Use from Claude via MCP

osc-bridge ships a Model Context Protocol server — a MIDI MCP and OSC MCP. Point any MCP client at it and the model can browse the 849-device catalogue, read a device's OSC surface, and send OSC to synths and DAWs.

{
  "mcpServers": {
    "osc-bridge": {
      "command": "npx",
      "args": ["-y", "@roomi-fields/osc-bridge", "mcp"]
    }
  }
}

Five tools — list_devices, get_device_docs, list_routes, send, get_status. Then in conversation: "What can the MatrixBrute do? Sweep its filter cutoff." — the model calls list_routes("matrixbrute"), then send.
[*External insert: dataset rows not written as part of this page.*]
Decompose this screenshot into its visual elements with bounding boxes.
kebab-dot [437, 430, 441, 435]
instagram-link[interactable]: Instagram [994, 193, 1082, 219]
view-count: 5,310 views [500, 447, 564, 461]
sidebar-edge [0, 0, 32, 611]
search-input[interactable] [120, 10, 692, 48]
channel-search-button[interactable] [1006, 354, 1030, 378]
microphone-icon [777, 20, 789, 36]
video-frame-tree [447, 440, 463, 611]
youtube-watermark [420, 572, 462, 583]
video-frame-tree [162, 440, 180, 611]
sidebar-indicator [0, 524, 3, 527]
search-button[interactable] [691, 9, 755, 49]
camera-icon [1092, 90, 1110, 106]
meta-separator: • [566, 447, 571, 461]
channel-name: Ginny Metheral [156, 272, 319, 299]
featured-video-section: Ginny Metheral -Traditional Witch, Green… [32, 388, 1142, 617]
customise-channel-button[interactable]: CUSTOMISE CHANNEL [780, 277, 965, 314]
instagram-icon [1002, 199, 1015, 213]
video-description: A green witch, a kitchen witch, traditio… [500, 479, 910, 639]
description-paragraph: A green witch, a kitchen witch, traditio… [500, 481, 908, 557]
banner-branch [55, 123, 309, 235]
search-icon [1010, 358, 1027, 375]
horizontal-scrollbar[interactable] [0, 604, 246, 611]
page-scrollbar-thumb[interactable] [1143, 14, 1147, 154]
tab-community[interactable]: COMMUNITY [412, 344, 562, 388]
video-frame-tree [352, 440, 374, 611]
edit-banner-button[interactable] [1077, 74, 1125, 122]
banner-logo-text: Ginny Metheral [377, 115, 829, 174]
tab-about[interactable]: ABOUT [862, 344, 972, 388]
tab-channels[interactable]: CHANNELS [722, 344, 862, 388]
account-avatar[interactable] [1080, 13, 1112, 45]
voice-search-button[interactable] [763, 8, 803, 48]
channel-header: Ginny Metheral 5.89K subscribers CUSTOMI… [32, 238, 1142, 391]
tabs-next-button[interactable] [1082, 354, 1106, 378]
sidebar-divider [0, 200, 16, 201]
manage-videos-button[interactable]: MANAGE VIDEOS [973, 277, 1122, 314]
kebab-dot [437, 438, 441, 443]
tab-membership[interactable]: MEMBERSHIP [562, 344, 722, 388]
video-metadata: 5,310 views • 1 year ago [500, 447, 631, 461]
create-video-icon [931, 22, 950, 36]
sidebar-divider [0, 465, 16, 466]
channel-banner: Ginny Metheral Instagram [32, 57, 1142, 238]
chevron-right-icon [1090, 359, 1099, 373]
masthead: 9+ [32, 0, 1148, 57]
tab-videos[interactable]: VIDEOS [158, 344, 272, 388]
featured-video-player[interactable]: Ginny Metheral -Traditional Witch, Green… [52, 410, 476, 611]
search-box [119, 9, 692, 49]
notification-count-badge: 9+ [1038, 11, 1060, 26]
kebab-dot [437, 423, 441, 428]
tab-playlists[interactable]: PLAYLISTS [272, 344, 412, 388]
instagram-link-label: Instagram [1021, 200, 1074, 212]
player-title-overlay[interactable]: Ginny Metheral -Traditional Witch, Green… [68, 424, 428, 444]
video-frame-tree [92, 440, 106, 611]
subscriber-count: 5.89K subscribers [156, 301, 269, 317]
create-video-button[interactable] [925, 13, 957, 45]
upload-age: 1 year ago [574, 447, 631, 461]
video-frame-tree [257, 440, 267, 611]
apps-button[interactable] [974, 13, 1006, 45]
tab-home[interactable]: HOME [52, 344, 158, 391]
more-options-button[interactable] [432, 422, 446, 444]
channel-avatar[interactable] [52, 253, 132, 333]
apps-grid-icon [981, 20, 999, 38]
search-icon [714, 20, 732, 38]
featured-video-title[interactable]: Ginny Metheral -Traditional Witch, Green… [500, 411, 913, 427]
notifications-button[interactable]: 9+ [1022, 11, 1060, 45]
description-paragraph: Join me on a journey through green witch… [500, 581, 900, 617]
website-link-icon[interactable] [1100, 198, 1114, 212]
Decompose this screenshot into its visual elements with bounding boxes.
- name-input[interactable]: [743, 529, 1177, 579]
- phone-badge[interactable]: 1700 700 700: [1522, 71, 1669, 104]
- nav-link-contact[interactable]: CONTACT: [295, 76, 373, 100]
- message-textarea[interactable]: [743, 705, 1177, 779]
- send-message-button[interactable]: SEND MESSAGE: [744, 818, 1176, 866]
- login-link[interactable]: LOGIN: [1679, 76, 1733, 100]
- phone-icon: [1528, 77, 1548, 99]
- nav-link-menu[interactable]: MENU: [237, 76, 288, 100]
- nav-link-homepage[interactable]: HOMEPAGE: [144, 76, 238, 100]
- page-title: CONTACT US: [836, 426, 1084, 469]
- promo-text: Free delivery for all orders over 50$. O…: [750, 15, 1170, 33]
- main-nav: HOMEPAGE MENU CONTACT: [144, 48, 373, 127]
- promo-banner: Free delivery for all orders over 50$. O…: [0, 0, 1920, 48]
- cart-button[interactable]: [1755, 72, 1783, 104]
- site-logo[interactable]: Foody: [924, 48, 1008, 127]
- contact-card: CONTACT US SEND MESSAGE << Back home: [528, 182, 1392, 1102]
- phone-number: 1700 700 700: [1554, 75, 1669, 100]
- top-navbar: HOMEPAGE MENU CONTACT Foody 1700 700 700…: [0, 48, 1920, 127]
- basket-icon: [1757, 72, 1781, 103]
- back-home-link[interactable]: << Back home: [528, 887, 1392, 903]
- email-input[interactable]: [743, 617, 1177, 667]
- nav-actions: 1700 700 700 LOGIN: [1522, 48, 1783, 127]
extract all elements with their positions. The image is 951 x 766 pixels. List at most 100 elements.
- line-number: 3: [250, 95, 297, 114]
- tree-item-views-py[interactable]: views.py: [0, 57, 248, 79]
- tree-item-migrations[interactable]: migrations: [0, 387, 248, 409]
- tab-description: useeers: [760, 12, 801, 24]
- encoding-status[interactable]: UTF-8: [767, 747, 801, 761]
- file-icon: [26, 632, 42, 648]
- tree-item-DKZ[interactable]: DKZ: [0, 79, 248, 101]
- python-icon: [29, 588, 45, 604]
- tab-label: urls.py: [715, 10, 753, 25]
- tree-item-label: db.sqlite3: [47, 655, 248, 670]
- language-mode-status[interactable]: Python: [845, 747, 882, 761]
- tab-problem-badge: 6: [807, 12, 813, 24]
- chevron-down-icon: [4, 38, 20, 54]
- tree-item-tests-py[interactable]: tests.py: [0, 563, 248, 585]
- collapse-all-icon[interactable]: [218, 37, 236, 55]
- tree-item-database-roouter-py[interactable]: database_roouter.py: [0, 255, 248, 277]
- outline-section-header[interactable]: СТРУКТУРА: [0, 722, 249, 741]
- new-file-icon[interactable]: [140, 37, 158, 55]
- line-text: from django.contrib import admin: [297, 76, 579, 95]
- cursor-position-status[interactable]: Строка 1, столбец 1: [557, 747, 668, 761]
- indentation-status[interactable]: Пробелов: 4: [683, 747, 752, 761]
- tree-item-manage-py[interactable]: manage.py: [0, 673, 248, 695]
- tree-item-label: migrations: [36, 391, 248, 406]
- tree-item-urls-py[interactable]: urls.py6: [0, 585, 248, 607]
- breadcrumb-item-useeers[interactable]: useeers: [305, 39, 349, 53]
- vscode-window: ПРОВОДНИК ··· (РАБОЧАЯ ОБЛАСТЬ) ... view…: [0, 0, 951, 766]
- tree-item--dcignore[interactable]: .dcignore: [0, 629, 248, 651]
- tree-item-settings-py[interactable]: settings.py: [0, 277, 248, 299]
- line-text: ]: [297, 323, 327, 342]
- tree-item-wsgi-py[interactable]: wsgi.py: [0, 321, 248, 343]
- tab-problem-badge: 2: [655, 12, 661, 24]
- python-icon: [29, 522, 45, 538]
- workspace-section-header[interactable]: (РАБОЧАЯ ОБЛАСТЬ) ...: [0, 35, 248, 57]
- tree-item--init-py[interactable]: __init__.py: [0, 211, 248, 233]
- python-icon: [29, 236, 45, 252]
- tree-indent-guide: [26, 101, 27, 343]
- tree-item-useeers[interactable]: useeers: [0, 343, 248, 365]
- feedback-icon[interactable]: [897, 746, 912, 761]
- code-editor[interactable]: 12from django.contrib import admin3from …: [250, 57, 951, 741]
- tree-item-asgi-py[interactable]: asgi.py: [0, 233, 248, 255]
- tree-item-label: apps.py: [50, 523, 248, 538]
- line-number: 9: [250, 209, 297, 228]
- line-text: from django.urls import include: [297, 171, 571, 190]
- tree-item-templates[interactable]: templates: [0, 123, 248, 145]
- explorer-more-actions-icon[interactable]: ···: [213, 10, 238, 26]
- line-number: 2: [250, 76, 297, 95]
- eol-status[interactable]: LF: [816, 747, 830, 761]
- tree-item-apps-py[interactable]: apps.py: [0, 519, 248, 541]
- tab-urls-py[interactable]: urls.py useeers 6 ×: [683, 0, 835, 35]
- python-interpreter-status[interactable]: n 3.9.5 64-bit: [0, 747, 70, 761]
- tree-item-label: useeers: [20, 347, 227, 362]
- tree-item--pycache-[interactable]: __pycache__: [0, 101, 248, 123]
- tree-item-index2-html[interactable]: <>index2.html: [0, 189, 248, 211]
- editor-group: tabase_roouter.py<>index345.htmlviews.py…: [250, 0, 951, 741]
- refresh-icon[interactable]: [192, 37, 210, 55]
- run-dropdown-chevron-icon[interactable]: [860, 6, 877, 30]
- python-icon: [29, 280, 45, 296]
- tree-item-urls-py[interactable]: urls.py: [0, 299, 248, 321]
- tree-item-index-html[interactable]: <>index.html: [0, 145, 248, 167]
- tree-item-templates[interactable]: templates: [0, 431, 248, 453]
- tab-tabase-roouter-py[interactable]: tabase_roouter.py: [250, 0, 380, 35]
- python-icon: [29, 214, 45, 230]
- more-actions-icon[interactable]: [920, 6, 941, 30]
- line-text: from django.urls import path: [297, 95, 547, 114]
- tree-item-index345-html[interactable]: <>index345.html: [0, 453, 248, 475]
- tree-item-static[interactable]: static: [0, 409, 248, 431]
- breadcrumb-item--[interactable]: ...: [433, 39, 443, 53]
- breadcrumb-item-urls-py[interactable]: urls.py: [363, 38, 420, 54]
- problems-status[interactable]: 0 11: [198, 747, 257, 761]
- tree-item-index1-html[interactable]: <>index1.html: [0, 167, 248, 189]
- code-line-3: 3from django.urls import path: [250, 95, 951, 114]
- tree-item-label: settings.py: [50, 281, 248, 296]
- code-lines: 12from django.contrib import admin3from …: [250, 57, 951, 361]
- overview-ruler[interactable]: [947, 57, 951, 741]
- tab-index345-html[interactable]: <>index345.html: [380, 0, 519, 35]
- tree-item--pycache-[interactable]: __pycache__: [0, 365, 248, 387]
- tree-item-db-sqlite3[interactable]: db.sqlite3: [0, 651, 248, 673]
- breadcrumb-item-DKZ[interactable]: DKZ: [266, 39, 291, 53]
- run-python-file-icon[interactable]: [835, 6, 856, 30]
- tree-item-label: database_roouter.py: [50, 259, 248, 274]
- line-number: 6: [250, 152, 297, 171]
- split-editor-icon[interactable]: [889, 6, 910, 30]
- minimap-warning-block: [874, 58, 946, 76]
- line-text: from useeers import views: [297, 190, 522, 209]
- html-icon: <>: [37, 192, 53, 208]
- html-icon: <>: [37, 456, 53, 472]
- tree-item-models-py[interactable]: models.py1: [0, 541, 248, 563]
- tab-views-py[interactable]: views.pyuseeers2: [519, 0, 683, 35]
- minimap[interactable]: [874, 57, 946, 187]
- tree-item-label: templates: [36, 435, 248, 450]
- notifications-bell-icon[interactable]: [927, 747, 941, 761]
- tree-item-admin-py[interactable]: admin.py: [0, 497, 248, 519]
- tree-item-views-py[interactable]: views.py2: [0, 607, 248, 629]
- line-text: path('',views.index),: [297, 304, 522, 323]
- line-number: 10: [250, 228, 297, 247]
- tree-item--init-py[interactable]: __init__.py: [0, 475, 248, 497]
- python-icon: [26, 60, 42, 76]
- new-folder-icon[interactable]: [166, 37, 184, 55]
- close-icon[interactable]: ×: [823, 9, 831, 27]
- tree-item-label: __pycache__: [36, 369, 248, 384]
No glue code.

Full setup — Claude Desktop / Cursor config, the workflow, driving software targets → docs/MCP.md.

Project genesis

Started as a MatrixBrute OSC driver (patch format reverse-engineered from the GPL-3 sysex-controls and the community MBPV tool). Grew into a generic declarative bridge once the Arturia protocol family became clear.

License

GPL-3.0-or-later. Inherits GPL obligations from the sysex-controls reverse engineering that seeded our MiniLab 3 parameter table.